A Los Angeles firefighter performed a “despicable” act after being given a letter ordering him to comply with the city’s vaccination mandate, an LAFD employee group said. (Bob Chamberlin / Los Angeles Times)
The Los Angeles Fire Department is investigating an incident in which a firefighter “responded inappropriately” after being handed a letter to comply with the city’s vaccine mandate, a department spokeswoman said Wednesday.
The Stentorians of Los Angeles City, a group representing African American firefighters, said Wednesday that the LAFD member responded to receiving the non-compliance letter by dropping his pants and wiping his buttocks with the letter, leaving fecal matter on the document. He then dropped the letter on the ground.
The alleged incident underscores the deep resistance among some within the Fire Department over the city’s mandate that employees be vaccinated.
LAFD spokeswoman Cheryl Getuiza said the alleged incident occurred on Nov. 18. “The department is aware of the seriousness of the allegations and took immediate action upon learning of this incident,” she said Wednesday, but declined to comment on the details.
Getuiza said the firefighter is on paid administrative leave and “will face the consequences of any inappropriate acts.” She did not elaborate on specifically what prompted the leave.
An LAFD captain and a chief officer witnessed the incident, the group said in a statement sent to the Board of Fire Commissioners and city leaders. It took place at Fire Station 69 in Pacific Palisades, the group said.
“The LA City Stentorians are sickened and disgusted by this horrific display of unprofessionalism,” the Stentorians’ statement said. “To date, we have not heard from anyone from the LAFD administration condemning this act of blatant disrespect and harassment.”
The group called on the mayor, City Council and fire commission “to take swift and immediate action to deter any city employee from feeling entitled and not encouraged but empowered to behave in such an embarrassing and threatening manner.”
The Stentorians described the act as a “terminable” offense. Their statement included a photo of a man holding what appeared to be a discolored document.
A person who answered a phone number associated with the man in photo told The Times on Friday that the man wasn’t available. When the reporter called back, the person said they had the wrong number.
The photo sent Wednesday by the Stentorians also circulated within the Fire Department on Friday.
“I am beyond appalled at such an act by an LAFD firefighter,” said Jimmie Woods-Gray, president of the Fire Commission, on Wednesday. She said “strong corrective action is necessary.”

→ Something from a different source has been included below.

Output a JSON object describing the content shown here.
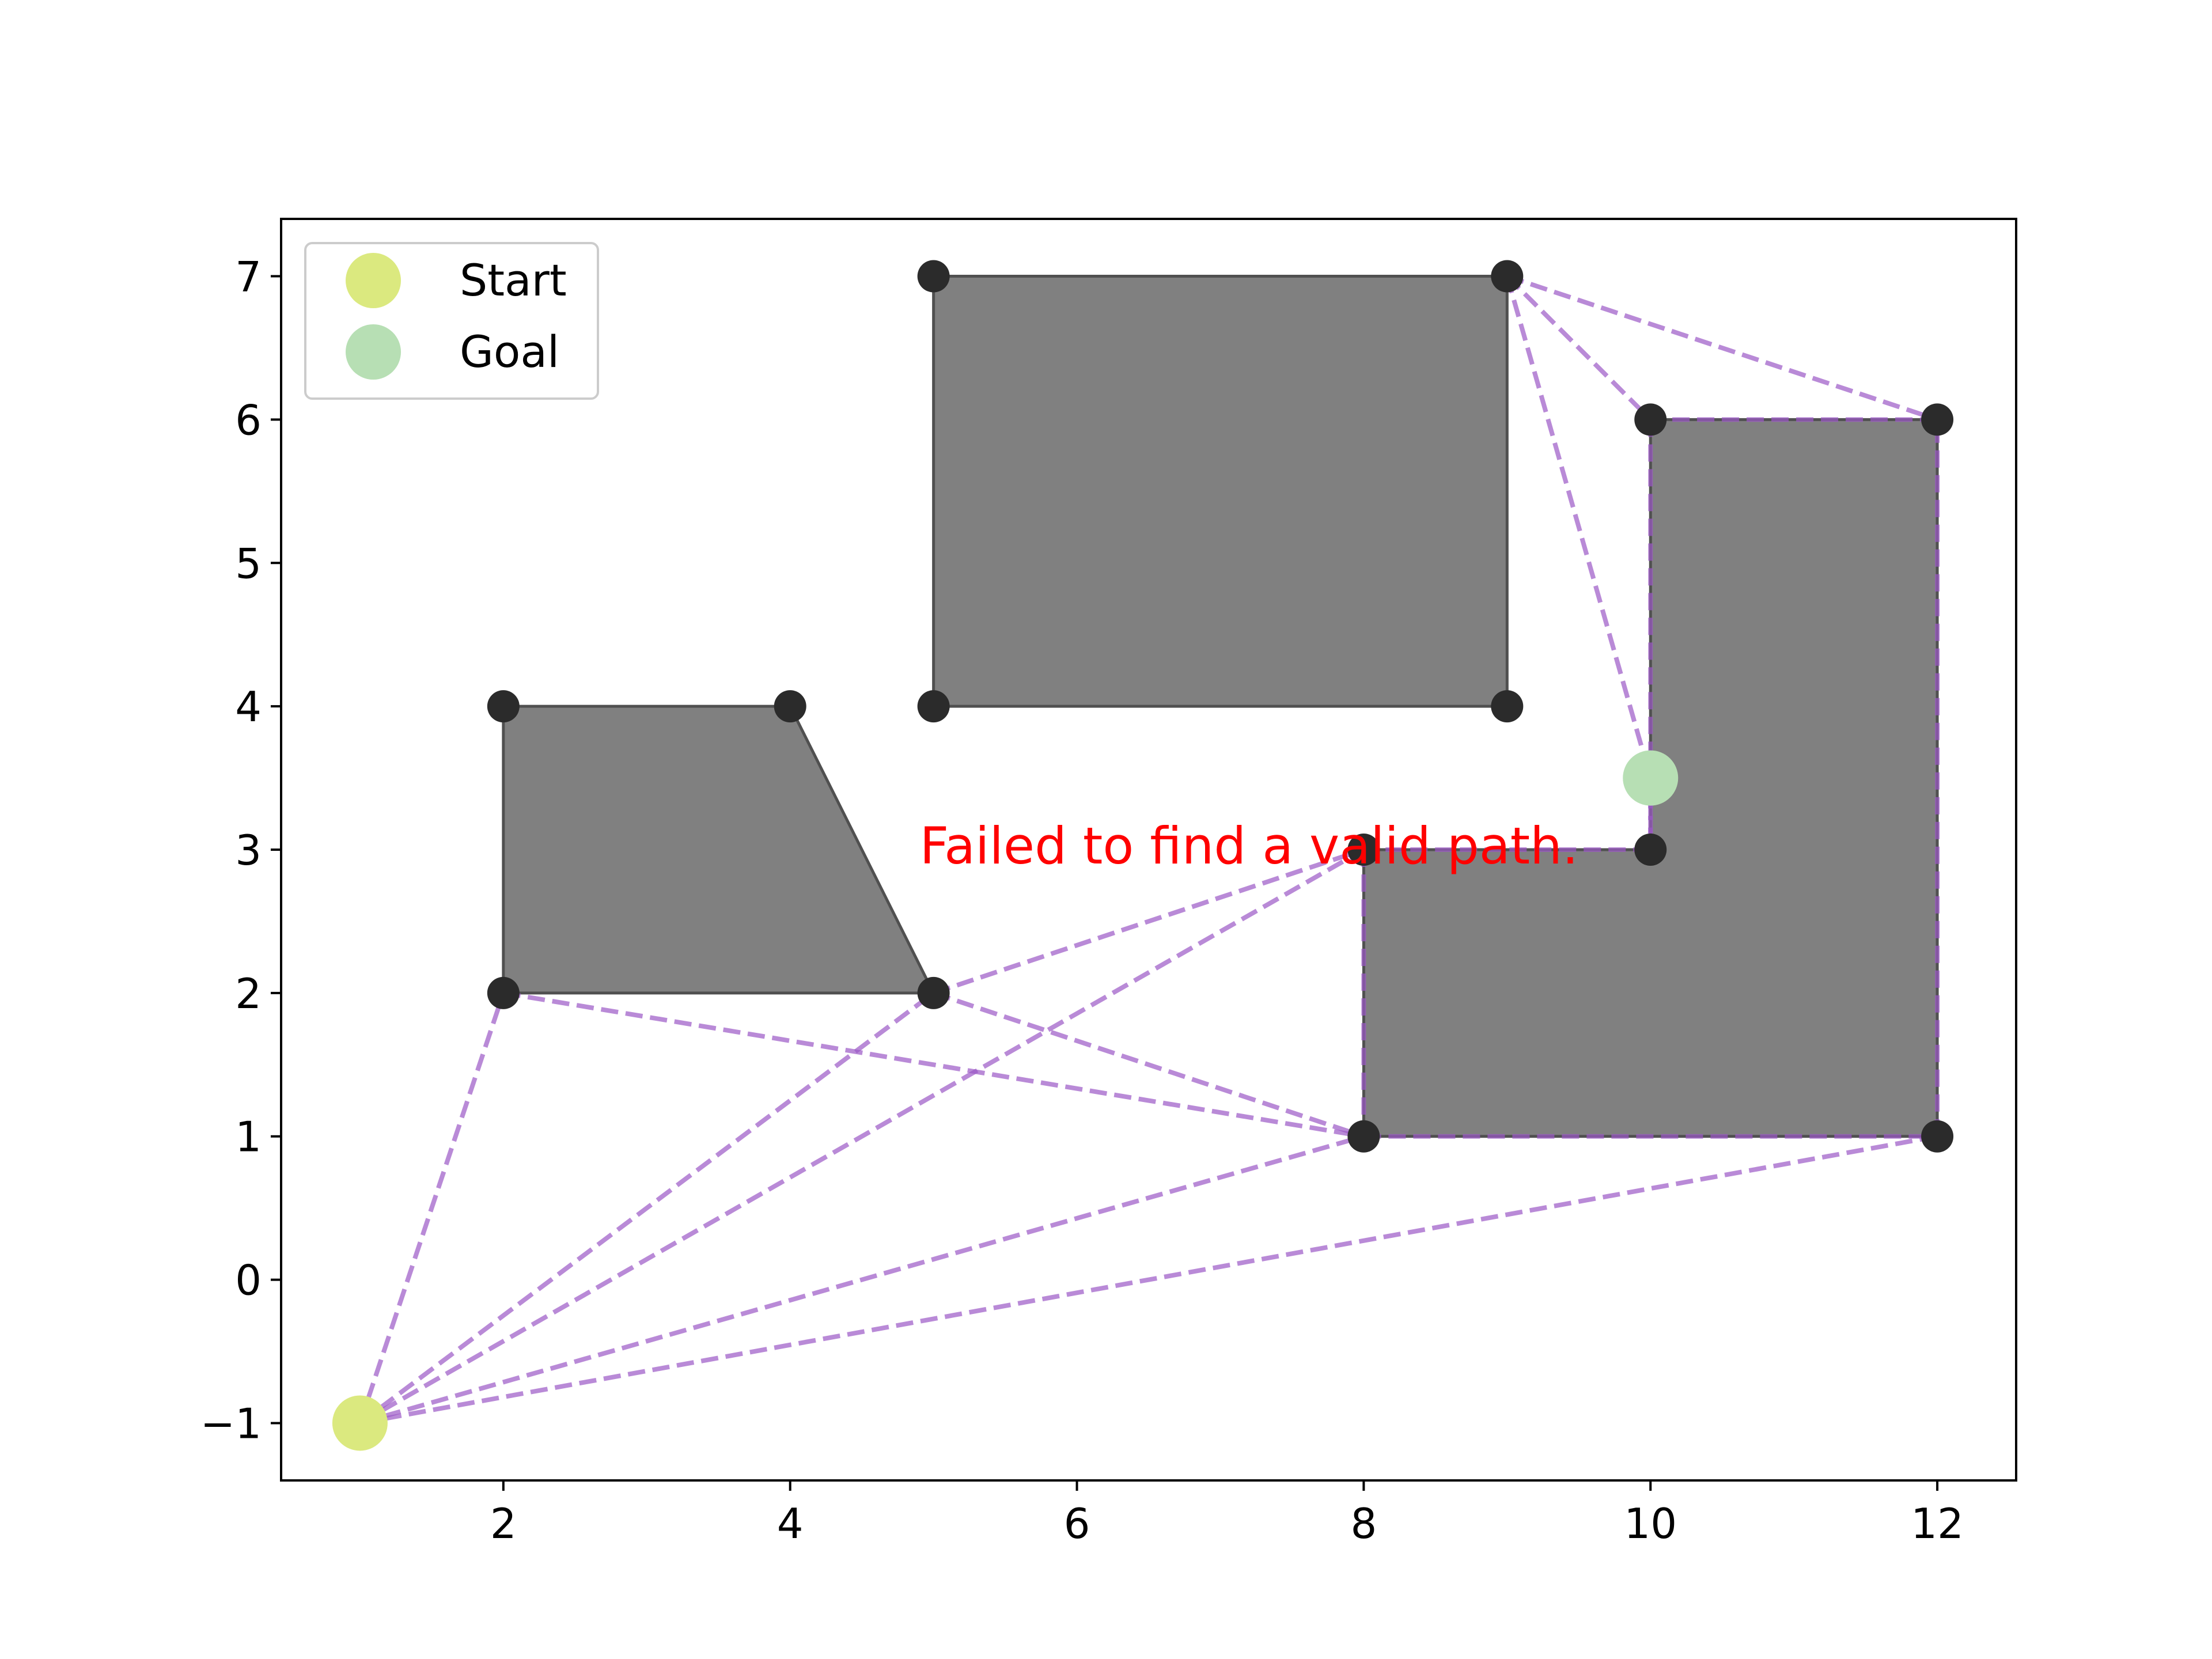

Getuiza said in a statement Friday that the department is “aware of an incident where a member responded inappropriately to a hand delivered letter to comply.”
“No matter how our members react, all city employees must abide by the city ordinance — either file for an exemption, get vaccinated, or face termination,” Getuiza said.
On Monday, Getuiza said the incident was entered into a complaint tracking system and the department’s Professional Standards Division was investigating.
Harrison Wollman, a spokesman for Mayor Eric Garcetti, declined to comment Monday on the alleged incident.
The city has sent vaccination compliance notices to workers as part of the city’s new vaccination mandate. Worker who have yet to get vaccinated or seek exemptions are supposed to sign notices that instruct them to provide proof of vaccination by Dec. 18.
Workers who refuse to sign those notices will be taken off duty and their pay halted as they await a notice of “proposed separation,” according to a memo that was sent to city departments by Garcetti.
The vaccination mandate has prompted angry outbursts for months from some in the Fire Department.
A newly formed group called Firefighters 4 Freedom is suing the city over the vaccine rules, while a firefighter’s YouTube video criticizing the mandate went viral in August.
At the same time, some employee groups want LAFD Chief Ralph Terrazas removed over accusations that the department has been mismanaged.
A recent survey found that an overwhelming number of firefighters lack trust in their leaders, while many in the department are frustrated with perceived inconsistencies in how top brass discipline sworn members.